A: Without a clock continuity guarantee, the database will be denied the means to guarantee transactional consistency and the applications may be served a stale read without any indication of that happening. Since a probability of a compromised consistency exists, however small, it is not acceptable for applications using CockroachDB as a system of records.
Here is a summary of recommendations for handling maintenance events, by cloud platform:
Cloud Platform | Live Migration / Memory Preserving Maintenance Mode | Uninterrupted Clock Support via PTP | Outline for Handling Maintenance Events |
---|---|---|---|
AWS | Not available | Supported. However, the EC2 hardware clock does not smear time, i.e. does not meet time smoothing requirement. | Memory preserving maintenance is not available. Follow special provisions for AWS EC2. |
GCP | Supported | Not available | Uninterrupted clock is not available in GCE, therefore CockroachDB VMs can not be allowed to live migrate. Follow special provisions for GCE. |
Azure | Supported | Supported. However, the Azure hardware clock does not meet time smoothing requirement. | Azure-provided uninterrupted clock does not smooth the leap second. Therefore CockroachDB VMs can not be allowed to live migrate, at least near a leap second adjustment events. Follow special provisions for Azure. |
VMware | Supported (vMotion) | Supported. vSphere ESXi servers shall use time synchronization sources configured with time smoothing for leap second handling. | Live Migration (vMotion) is supported. Follow instructions in CockroachDB on VMware vSphere white paper. |
✅ Perform a proactive rolling (one-at-a-time) CockroachDB nodes restart, stopping-and-starting or rebooting each CockroachDB VM scheduled for maintenance, depending on the root volume being EBS or instance store. This procedure must be executed during the scheduled maintenance event window, upon receiving a scheduled maintenance event notification. Operators can create custom maintenance event windows to avoid maintenance during peak database use periods. A stop-and-start or reboot of a VM scheduled for maintenance will relocate it to a new underlying hardware host.
👉 By default, the GCE VM types that run CockroachDB nodes are set to live migrate during maintenance. However, uninterrupted clock is not available to CockroachDB VMs in GCE. Therefore operators must disable live migrations for all CockroachDB VMs by explicitly setting the host maintenance policy from
MIGRATGE
toTERMINATE
. CRL recommends disabling live migrations during each CockroachDB VM instance creation. If that's not possible, disable live migrations by updating the host maintenance policy of all existing CockroachDB VM instances.✅ CockroachDB operators are advised to monitor the upcoming maintenance notifications and manually trigger CockroachDB VM maintenance after orderly stopping CockroachDB node and ensuring only one node is down for maintenance at a time.
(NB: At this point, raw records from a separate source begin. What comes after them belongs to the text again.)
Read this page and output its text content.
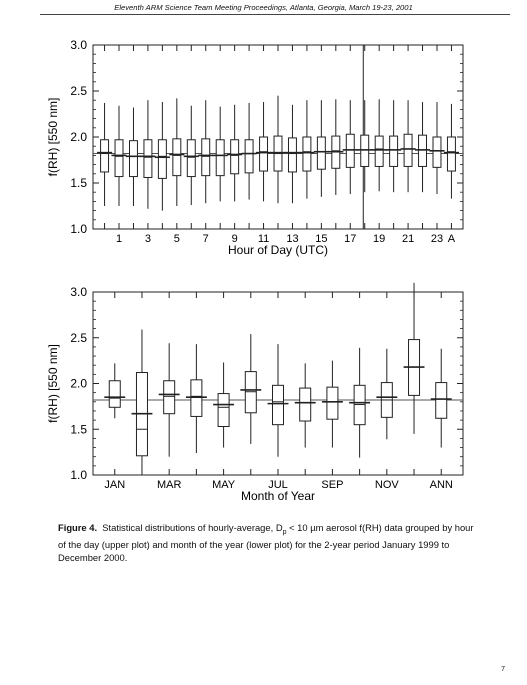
Eleventh ARM Science Team Meeting Proceedings, Atlanta, Georgia, March 19-23, 2001
1.0
1.5
2.0
2.5
3.0
f(RH) [550 nm]
1 3 5 7 9 11 13 15 17 19 21 23 A
Hour of Day (UTC)
1.0
1.5
2.0
2.5
3.0
f(RH) [550 nm]
JAN	MAR	MAY	JUL	SEP	NOV	ANN
Month of Year
Figure 4. Statistical distributions of hourly-average, $D_p < 10$ µm aerosol f(RH) data grouped by hour of the day (upper plot) and month of the year (lower plot) for the 2-year period January 1999 to December 2000.
7
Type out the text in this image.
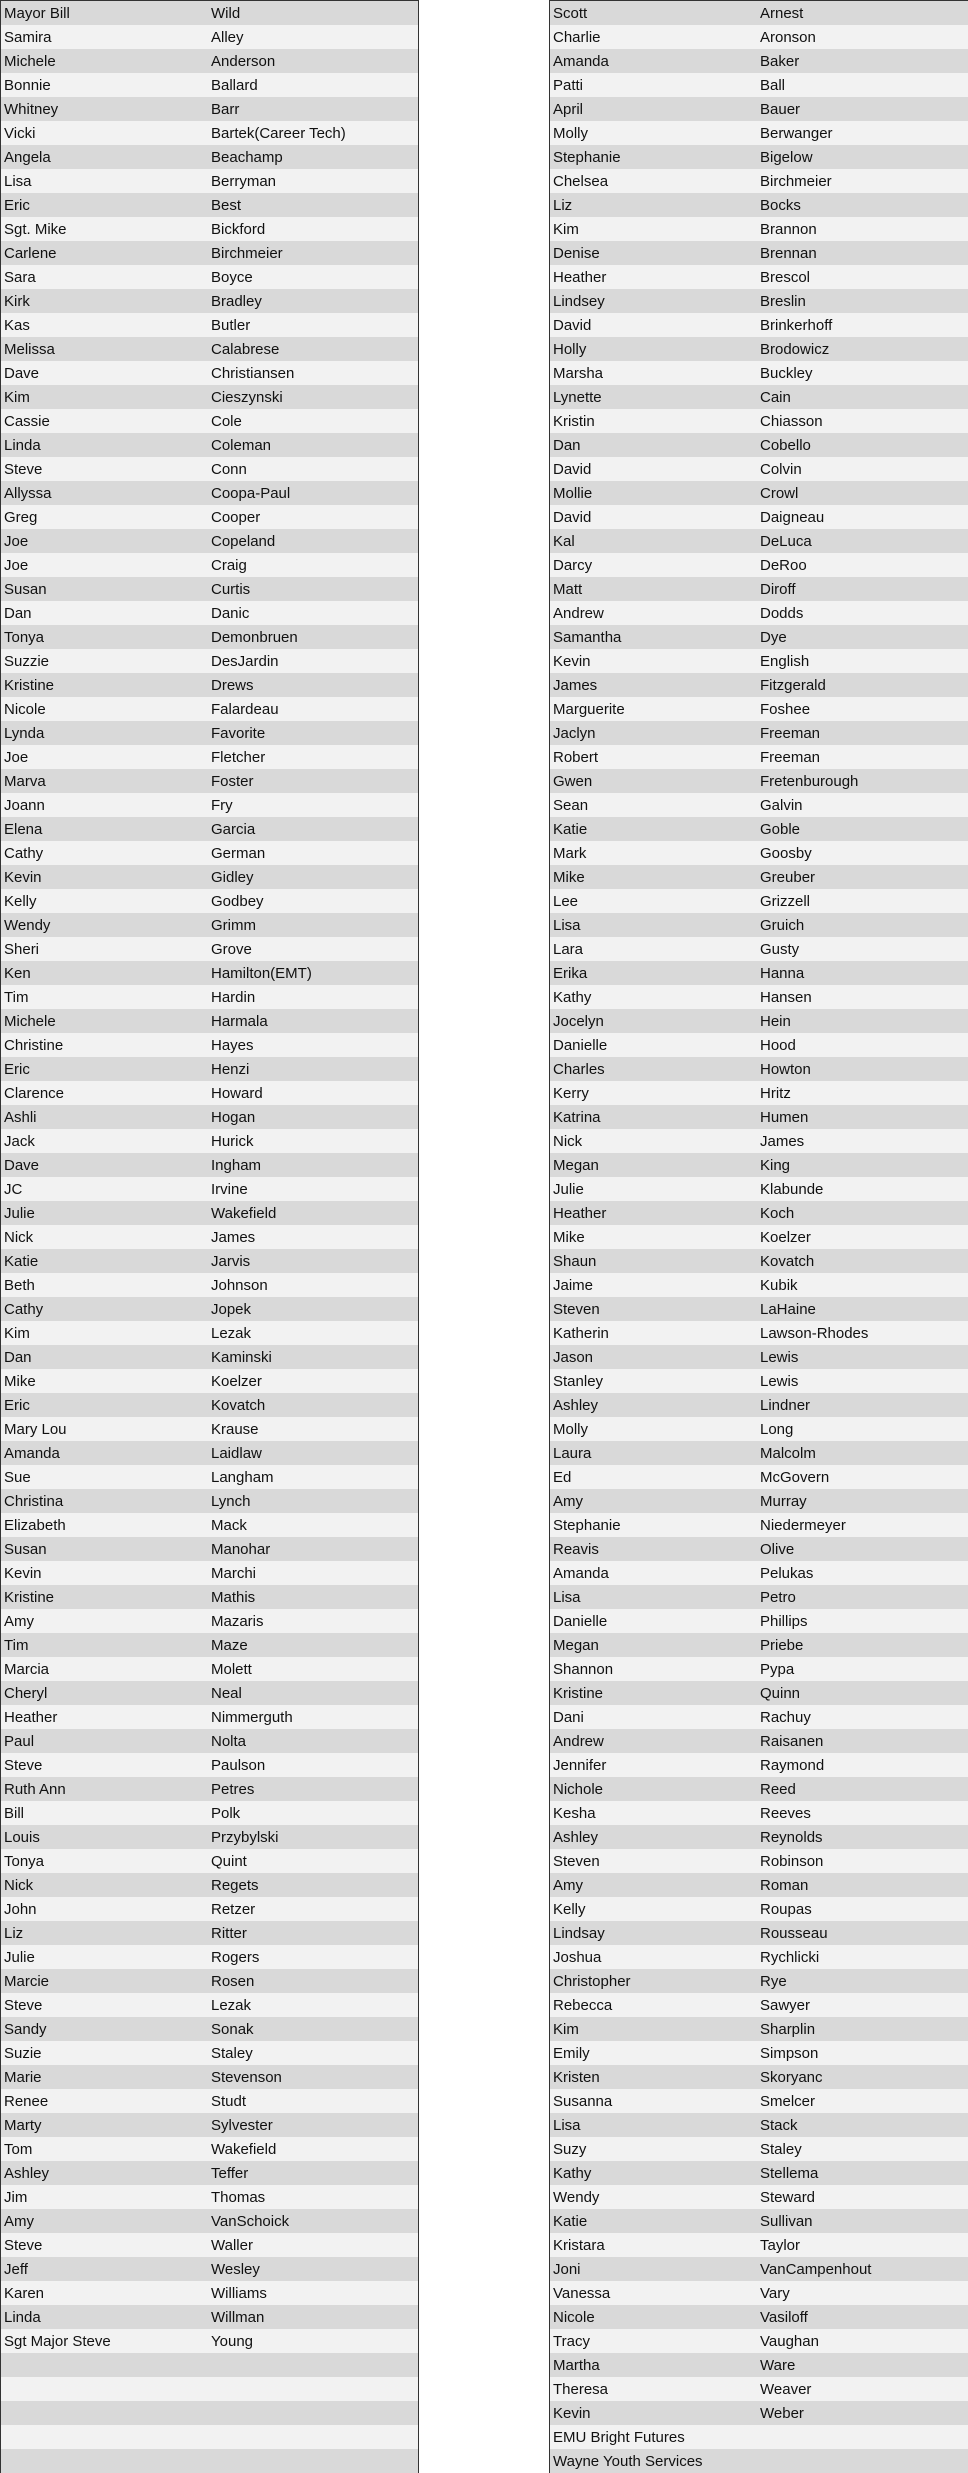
Mayor Bill	Wild
Samira	Alley
Michele	Anderson
Bonnie	Ballard
Whitney	Barr
Vicki	Bartek(Career Tech)
Angela	Beachamp
Lisa	Berryman
Eric	Best
Sgt. Mike	Bickford
Carlene	Birchmeier
Sara	Boyce
Kirk	Bradley
Kas	Butler
Melissa	Calabrese
Dave	Christiansen
Kim	Cieszynski
Cassie	Cole
Linda	Coleman
Steve	Conn
Allyssa	Coopa-Paul
Greg	Cooper
Joe	Copeland
Joe	Craig
Susan	Curtis
Dan	Danic
Tonya	Demonbruen
Suzzie	DesJardin
Kristine	Drews
Nicole	Falardeau
Lynda	Favorite
Joe	Fletcher
Marva	Foster
Joann	Fry
Elena	Garcia
Cathy	German
Kevin	Gidley
Kelly	Godbey
Wendy	Grimm
Sheri	Grove
Ken	Hamilton(EMT)
Tim	Hardin
Michele	Harmala
Christine	Hayes
Eric	Henzi
Clarence	Howard
Ashli	Hogan
Jack	Hurick
Dave	Ingham
JC	Irvine
Julie	Wakefield
Nick	James
Katie	Jarvis
Beth	Johnson
Cathy	Jopek
Kim	Lezak
Dan	Kaminski
Mike	Koelzer
Eric	Kovatch
Mary Lou	Krause
Amanda	Laidlaw
Sue	Langham
Christina	Lynch
Elizabeth	Mack
Susan	Manohar
Kevin	Marchi
Kristine	Mathis
Amy	Mazaris
Tim	Maze
Marcia	Molett
Cheryl	Neal
Heather	Nimmerguth
Paul	Nolta
Steve	Paulson
Ruth Ann	Petres
Bill	Polk
Louis	Przybylski
Tonya	Quint
Nick	Regets
John	Retzer
Liz	Ritter
Julie	Rogers
Marcie	Rosen
Steve	Lezak
Sandy	Sonak
Suzie	Staley
Marie	Stevenson
Renee	Studt
Marty	Sylvester
Tom	Wakefield
Ashley	Teffer
Jim	Thomas
Amy	VanSchoick
Steve	Waller
Jeff	Wesley
Karen	Williams
Linda	Willman
Sgt Major Steve	Young
Scott	Arnest
Charlie	Aronson
Amanda	Baker
Patti	Ball
April	Bauer
Molly	Berwanger
Stephanie	Bigelow
Chelsea	Birchmeier
Liz	Bocks
Kim	Brannon
Denise	Brennan
Heather	Brescol
Lindsey	Breslin
David	Brinkerhoff
Holly	Brodowicz
Marsha	Buckley
Lynette	Cain
Kristin	Chiasson
Dan	Cobello
David	Colvin
Mollie	Crowl
David	Daigneau
Kal	DeLuca
Darcy	DeRoo
Matt	Diroff
Andrew	Dodds
Samantha	Dye
Kevin	English
James	Fitzgerald
Marguerite	Foshee
Jaclyn	Freeman
Robert	Freeman
Gwen	Fretenburough
Sean	Galvin
Katie	Goble
Mark	Goosby
Mike	Greuber
Lee	Grizzell
Lisa	Gruich
Lara	Gusty
Erika	Hanna
Kathy	Hansen
Jocelyn	Hein
Danielle	Hood
Charles	Howton
Kerry	Hritz
Katrina	Humen
Nick	James
Megan	King
Julie	Klabunde
Heather	Koch
Mike	Koelzer
Shaun	Kovatch
Jaime	Kubik
Steven	LaHaine
Katherin	Lawson-Rhodes
Jason	Lewis
Stanley	Lewis
Ashley	Lindner
Molly	Long
Laura	Malcolm
Ed	McGovern
Amy	Murray
Stephanie	Niedermeyer
Reavis	Olive
Amanda	Pelukas
Lisa	Petro
Danielle	Phillips
Megan	Priebe
Shannon	Pypa
Kristine	Quinn
Dani	Rachuy
Andrew	Raisanen
Jennifer	Raymond
Nichole	Reed
Kesha	Reeves
Ashley	Reynolds
Steven	Robinson
Amy	Roman
Kelly	Roupas
Lindsay	Rousseau
Joshua	Rychlicki
Christopher	Rye
Rebecca	Sawyer
Kim	Sharplin
Emily	Simpson
Kristen	Skoryanc
Susanna	Smelcer
Lisa	Stack
Suzy	Staley
Kathy	Stellema
Wendy	Steward
Katie	Sullivan
Kristara	Taylor
Joni	VanCampenhout
Vanessa	Vary
Nicole	Vasiloff
Tracy	Vaughan
Martha	Ware
Theresa	Weaver
Kevin	Weber
EMU Bright Futures
Wayne Youth Services
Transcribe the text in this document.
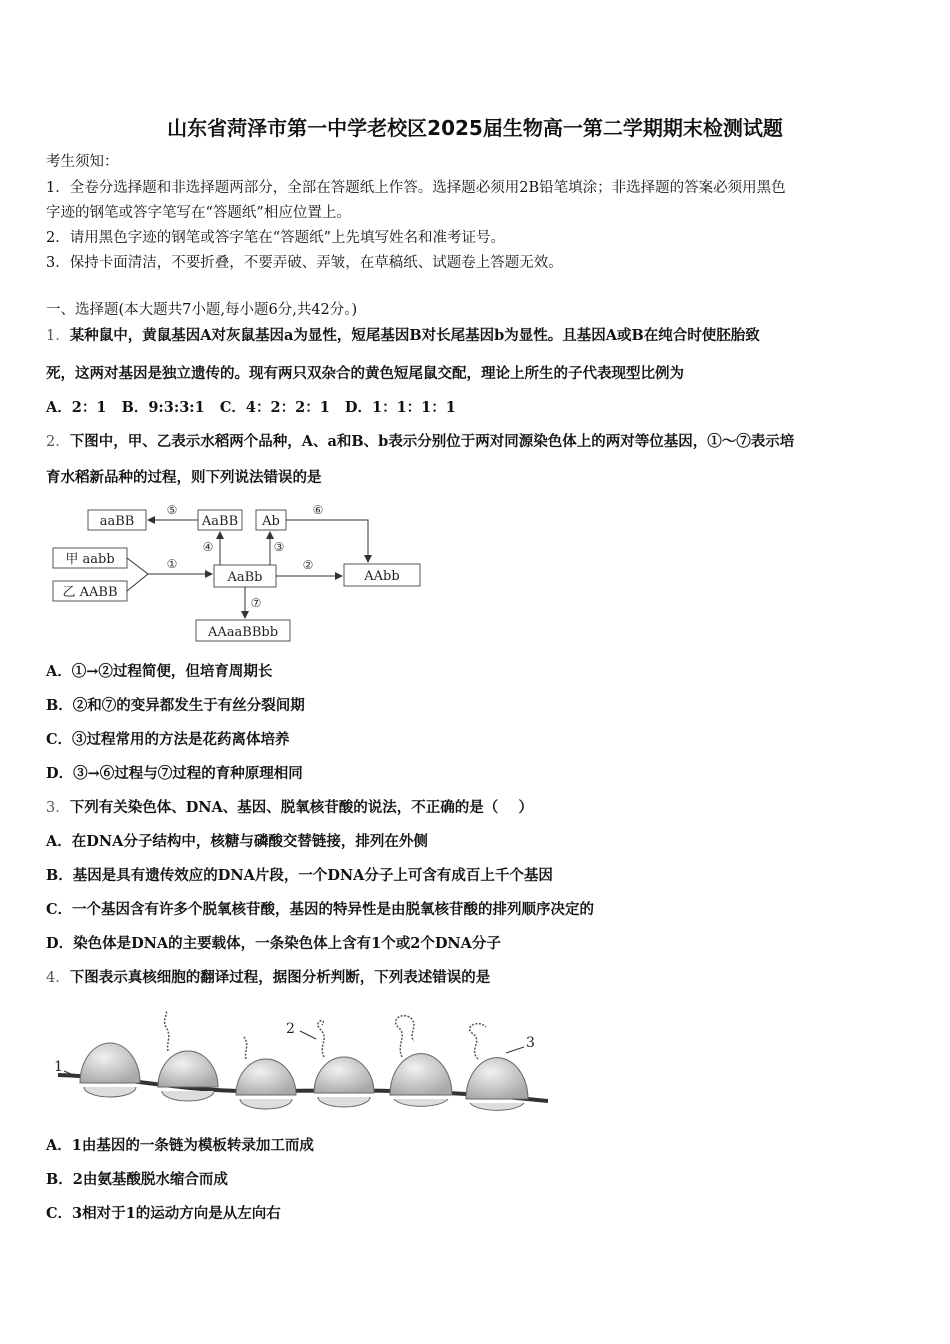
山东省菏泽市第一中学老校区2025届生物高一第二学期期末检测试题
考生须知：
1．全卷分选择题和非选择题两部分，全部在答题纸上作答。选择题必须用2B铅笔填涂；非选择题的答案必须用黑色
字迹的钢笔或答字笔写在“答题纸”相应位置上。
2．请用黑色字迹的钢笔或答字笔在“答题纸”上先填写姓名和准考证号。
3．保持卡面清洁，不要折叠，不要弄破、弄皱，在草稿纸、试题卷上答题无效。
一、选择题(本大题共7小题,每小题6分,共42分。)
1．某种鼠中，黄鼠基因A对灰鼠基因a为显性，短尾基因B对长尾基因b为显性。且基因A或B在纯合时使胚胎致
死，这两对基因是独立遗传的。现有两只双杂合的黄色短尾鼠交配，理论上所生的子代表现型比例为
A．2：1   B．9:3:3:1   C．4：2：2：1   D．1：1：1：1
2．下图中，甲、乙表示水稻两个品种，A、a和B、b表示分别位于两对同源染色体上的两对等位基因，①～⑦表示培
育水稻新品种的过程，则下列说法错误的是
aaBB	AaBB Ab
甲 aabb
乙 AABB
AaBb	AAbb
AAaaBBbb
①	②
③
④
⑤	⑥
⑦
A．①→②过程简便，但培育周期长
B．②和⑦的变异都发生于有丝分裂间期
C．③过程常用的方法是花药离体培养
D．③→⑥过程与⑦过程的育种原理相同
3．下列有关染色体、DNA、基因、脱氧核苷酸的说法，不正确的是（    ）
A．在DNA分子结构中，核糖与磷酸交替链接，排列在外侧
B．基因是具有遗传效应的DNA片段，一个DNA分子上可含有成百上千个基因
C．一个基因含有许多个脱氧核苷酸，基因的特异性是由脱氧核苷酸的排列顺序决定的
D．染色体是DNA的主要载体，一条染色体上含有1个或2个DNA分子
4．下图表示真核细胞的翻译过程，据图分析判断，下列表述错误的是
1
2
3
A．1由基因的一条链为模板转录加工而成
B．2由氨基酸脱水缩合而成
C．3相对于1的运动方向是从左向右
👉 The Azure VM types that are typically selected to run CockroachDB nodes are eligible for live migration during maintenance. Azure chooses the update mechanism that's least impactful to customer VMs. Since uninterrupted clock is not available to CockroachDB VMs in Azure, operators must disable live migrations for all CockroachDB VMs.
✅ CockroachDB operators are advised to monitor the upcoming maintenance notifications and manually start maintenance of affected CockroachDB VM during a self-service window. Operators can guarantee non-disruptive applications connections failover and failback by orderly stopping CockroachDB nodes and ensuring only one node is down for maintenance at a time.
✅ Follow detailed instructions in the CockroachDB on VMware vSphere white paper.